The stream of negative thoughts we constantly barrage ourselves with becomes a river of pain that we allow to wash over us every day. Consider some of the things you tell yourself. Would you say that to your daughter or your best friend? What would the impact of those harsh words be on their sense of self?
Hurtful comments and criticism would not help them feel confident to make positive choices and would be unlikely to bring about any healthy changes in their life. They would shrink, hide, feel ashamed and lose the ability to make positive choices. The river of harmful words and judgments would drown their spirit.
Yet this is what you are doing to yourself every time you look at your body with judgment.
Practising Ahimsa towards yourself is equally as important as it is to act compassionately towards others. When you are at peace with yourself there is a natural flow of peace towards others and towards life in general.
Start to catch yourself every time a hurtful self-critical through comes to mind. Remember YOU are in control of your thoughts, do not let them control you. Replace the criticism with positive affirmation – out loud. Rather than ” I hate myself, I have put on even more weight” try ” Today I am making healthy choices to support my gorgeous body”.

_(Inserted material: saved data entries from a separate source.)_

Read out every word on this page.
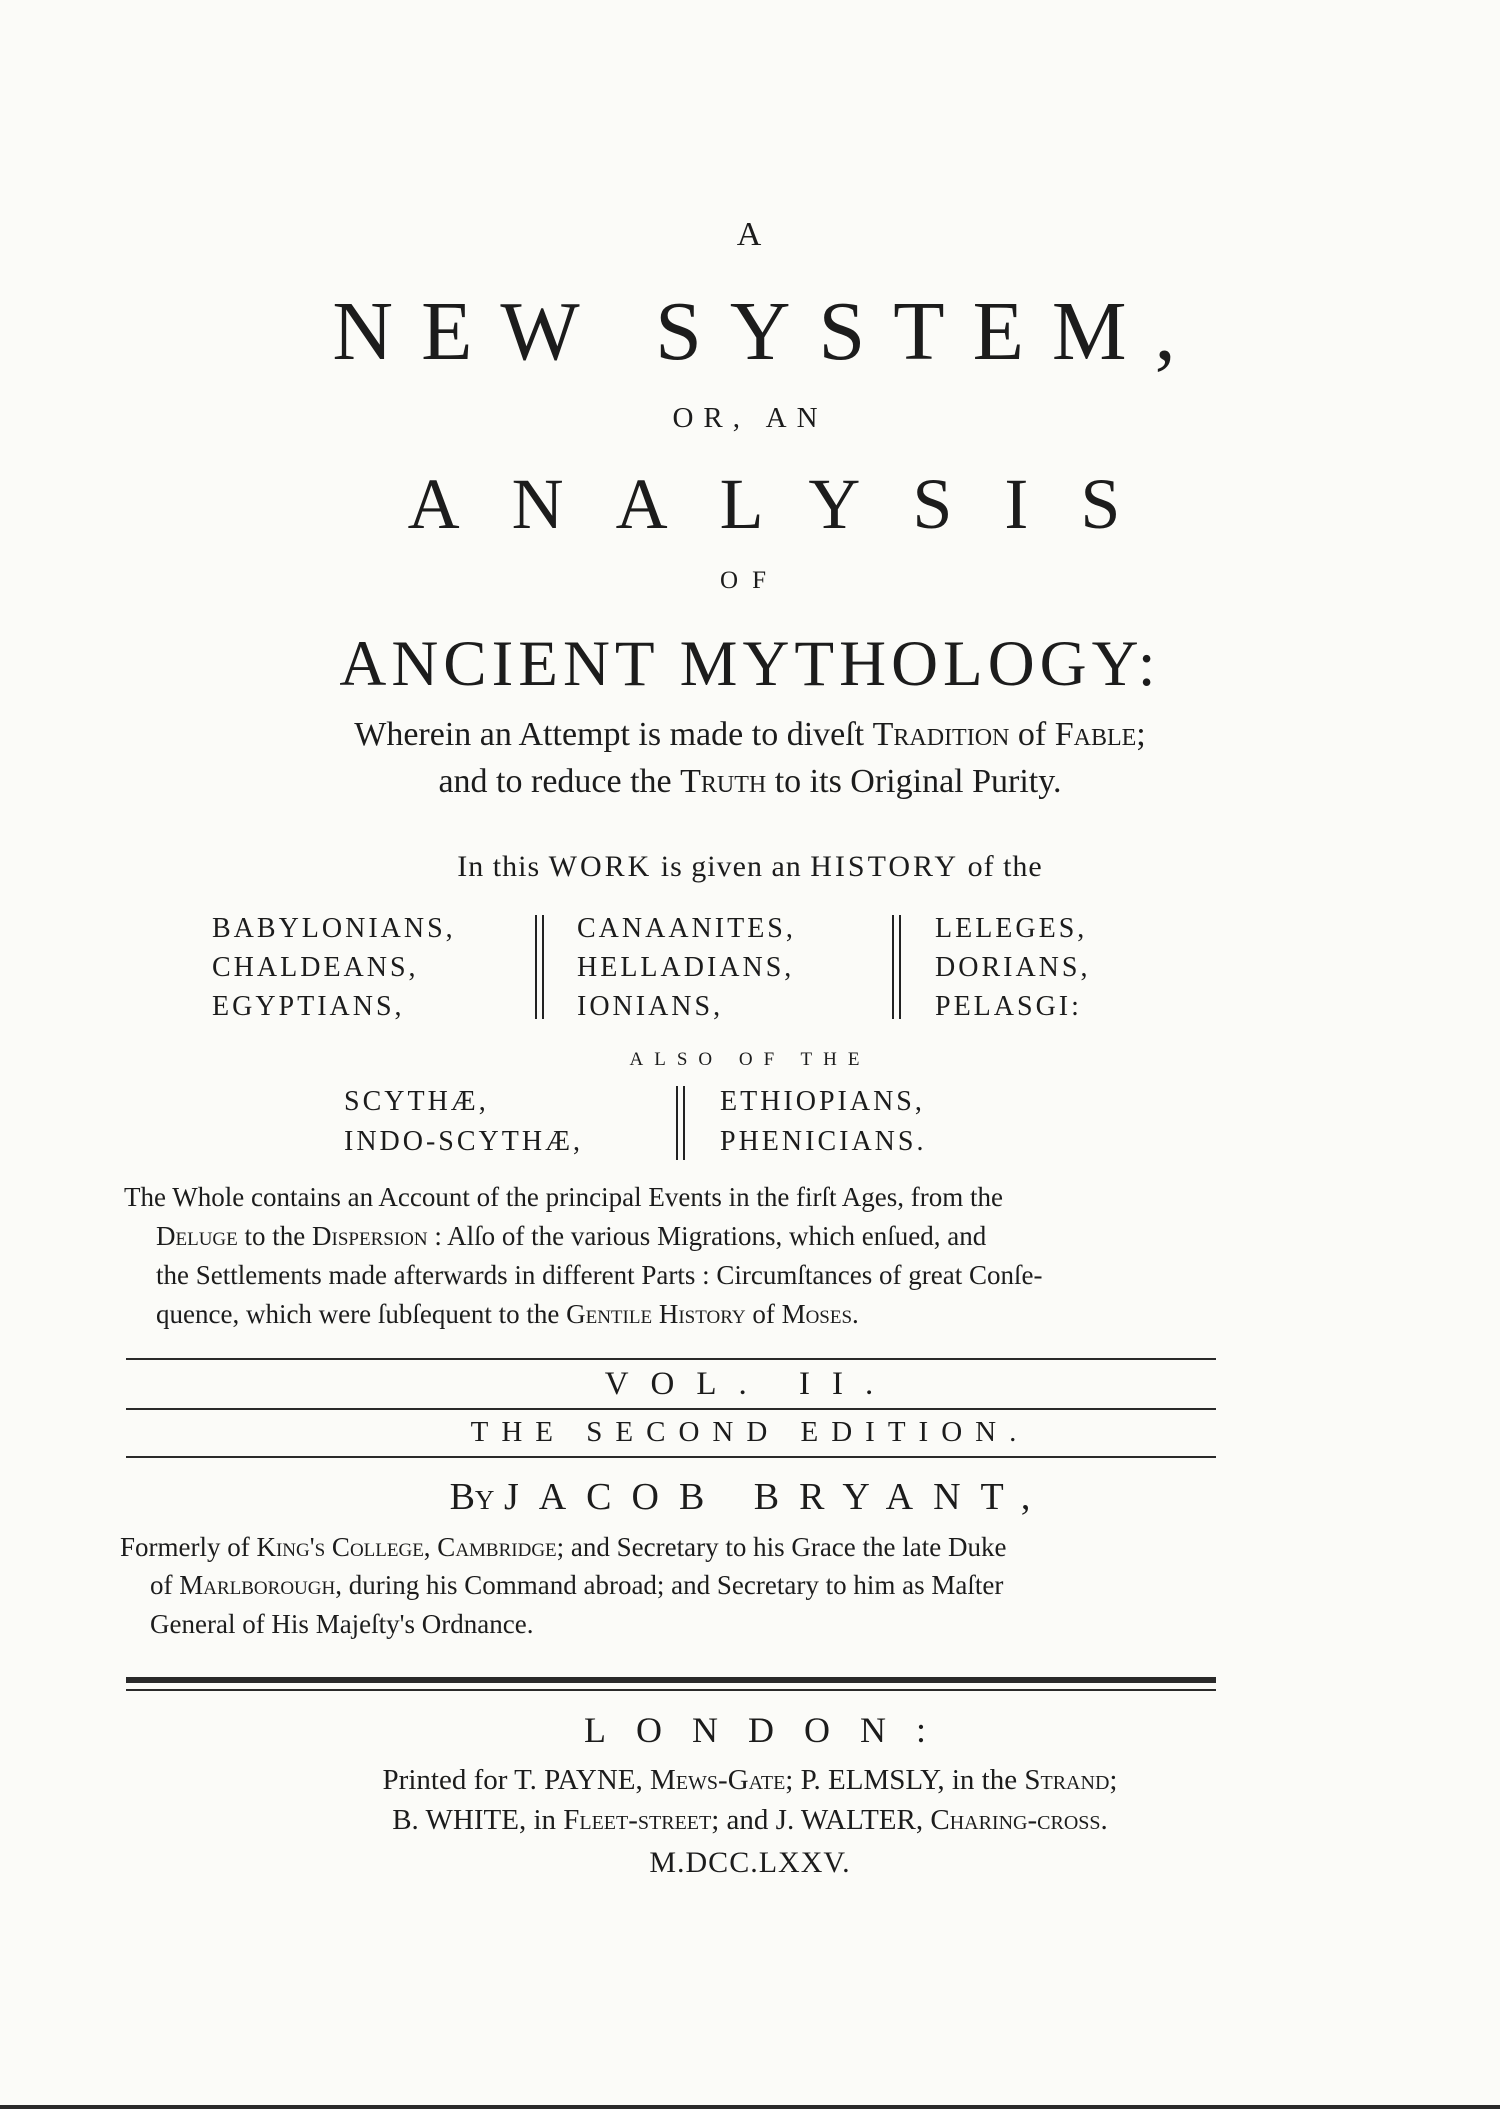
A
NEW SYSTEM,
OR, AN
ANALYSIS
OF
ANCIENT MYTHOLOGY:
Wherein an Attempt is made to diveſt Tradition of Fable;
and to reduce the Truth to its Original Purity.
In this WORK is given an HISTORY of the
BABYLONIANS,
CHALDEANS,
EGYPTIANS,
CANAANITES,
HELLADIANS,
IONIANS,
LELEGES,
DORIANS,
PELASGI:
ALSO OF THE
SCYTHÆ,
INDO-SCYTHÆ,
ETHIOPIANS,
PHENICIANS.
The Whole contains an Account of the principal Events in the firſt Ages, from the
Deluge to the Dispersion : Alſo of the various Migrations, which enſued, and
the Settlements made afterwards in different Parts : Circumſtances of great Conſe-
quence, which were ſubſequent to the Gentile History of Moses.
VOL. II.
THE SECOND EDITION.
By JACOB BRYANT,
Formerly of King's College, Cambridge; and Secretary to his Grace the late Duke
of Marlborough, during his Command abroad; and Secretary to him as Maſter
General of His Majeſty's Ordnance.
LONDON:
Printed for T. PAYNE, Mews-Gate; P. ELMSLY, in the Strand;
B. WHITE, in Fleet-street; and J. WALTER, Charing-cross.
M.DCC.LXXV.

You don’t even have to believe this statement at first – just say it, keep repeating it, start to take control of your thoughts. Where you place your energy and focus is what will increase in your life. Energy focused an self-loathing will only bring confirmatory behaviours and outcomes that continue the spiral.
Treat yourself with compassion just for today.
Start to rewrite the script you play in you mind.
Ahimsa starts with yourself. Start today.